Wovon die Jugend Afrikas träumt, kann man am Strand von Ceuta erfahren. Überall in der spanischen Exklave an der marokkanischen Küste trifft man junge Männer aus dem Senegal, aus Guinea, von der Elfenbeinküste, aus Mali, aus Algerien, aus Tunesien, aus Togo, aus dem Kongo.

Der eine sagt, er sei Boxer und wolle international Karriere machen. Der andere erzählt, er sei Musiker und wolle große Säle in Europa füllen. Viele sagen einfach, sie seien Studenten und würden gern ihr Studium in Spanien, Frankreich, Schweden oder Deutschland fortsetzen. Aber eines eint alle diese jungen Männer: Sie wollen auf die andere Seite des Mittelmeeres, das hier nur gut 20 Kilometer breit ist, sie wollen auf das spanische Festland. Das liegt da im Dunst, hinter den Wellen, scheinbar so nah. Europa, ein Traum.
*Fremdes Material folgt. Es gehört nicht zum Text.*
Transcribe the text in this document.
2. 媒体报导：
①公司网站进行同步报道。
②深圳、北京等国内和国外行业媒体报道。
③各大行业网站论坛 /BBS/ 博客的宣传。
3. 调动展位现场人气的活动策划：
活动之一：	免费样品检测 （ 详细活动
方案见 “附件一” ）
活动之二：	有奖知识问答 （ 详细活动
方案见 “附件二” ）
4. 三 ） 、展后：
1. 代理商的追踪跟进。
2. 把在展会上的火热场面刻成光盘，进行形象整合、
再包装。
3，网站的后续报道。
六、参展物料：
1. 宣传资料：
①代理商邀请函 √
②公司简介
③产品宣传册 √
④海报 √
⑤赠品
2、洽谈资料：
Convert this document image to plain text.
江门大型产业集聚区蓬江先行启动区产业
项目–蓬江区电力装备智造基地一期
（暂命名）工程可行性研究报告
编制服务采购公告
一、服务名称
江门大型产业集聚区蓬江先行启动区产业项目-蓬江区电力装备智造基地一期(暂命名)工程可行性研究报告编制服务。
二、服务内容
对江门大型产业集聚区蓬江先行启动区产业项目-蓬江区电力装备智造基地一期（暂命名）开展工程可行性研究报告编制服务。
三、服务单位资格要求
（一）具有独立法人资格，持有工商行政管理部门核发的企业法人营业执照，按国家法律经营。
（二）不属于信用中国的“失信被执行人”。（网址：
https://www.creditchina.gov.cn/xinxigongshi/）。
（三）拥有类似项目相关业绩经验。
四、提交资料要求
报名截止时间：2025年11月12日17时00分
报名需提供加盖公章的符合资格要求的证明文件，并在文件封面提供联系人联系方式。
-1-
Leicht wird es nicht, hinüberzukommen, das wissen die jungen Männer, doch auch die Müdesten unter ihnen sind voller Hoffnung. Sie haben ja schon viel auf sich genommen. Nahezu täglich landen dieser Tage pateras an Spaniens Südküste, kleine Menschenhändlerboote, mal sitzen zehn Leute darin, mal dreißig. Die pateras haben von Küstenstreifen außerhalb der Exklave abgelegt. Doch solche Nachrichten nähren auch die Hoffnung bei den jungen Afrikanern, die es bereits nach Ceuta und damit in die EU geschafft haben, dass sie ebenfalls irgendwann aufs spanische Festland kommen. Diese Zuversicht ist ihnen nicht zu nehmen. Doch was des einen Hoffnung ist, das ist des anderen Angst.

Spanien ist eines der wenigen Länder Europas, das bislang vom Rechtspopulismus weithin verschont geblieben ist. Doch die große Frage dieser Tage lautet: Wie lange noch, wenn die Migrantenzahlen steigen sollten? Und sie steigen, wenn auch bisher auf niedrigem Niveau.

Im Jahr 2017 kamen in Spanien insgesamt etwas mehr als 20.000 Flüchtlinge und Migranten an, in den ersten sieben Monaten des Jahres 2018 sind es bereits über 21.000. Das ist immer noch weit entfernt von der Zahl der Menschen, die in den letzten Jahren über das Meer nach Italien flohen; zwischen 2013 und 2018 waren es insgesamt rund 700.000. Angesichts dieses Vergleiches könnten die Spanier beruhigt sein.

Doch so wichtig Zahlen sind, Migration ist immer auch eine Frage der Wahrnehmung und der politischen Deutung. Handelt es sich um eine verkraftbare Zuwanderung? Oder geschieht da etwas Unkontrollierbares?

Ende Juli stürmten rund 600 Migranten den sechs Meter hohen Doppelzaun von Ceuta, der die spanische Exklave von Marokko trennt. Sie setzten dabei Brandkalk und improvisierte Flammenwerfer ein. Ein Dutzend spanische Grenzpolizisten wurde verletzt. Am Tag darauf sprangen Migranten unter den Augen verdutzter Touristen am Badestrand von Tarifa vom Wasser auf das spanische Festland und rannten in ein nahe gelegenes Wäldchen. Sie waren mit einer patera über die gefährliche Meerenge gekommen.

Die Flüchtlingskrise ist wie ein gewaltiger Suchscheinwerfer, der über Europa wandert. Wohin auch immer sich die Migrantenrouten verlagern, dorthin fällt ein grelles Licht. Es durchleuchtet die Ankunftsländer, zeigt die Stärken und Schwächen ihrer Institutionen, die blinden Flecken einer Gesellschaft, konfrontiert sie mit bohrenden Fragen. Jetzt ist Spanien in dieses gleißende Licht geraten.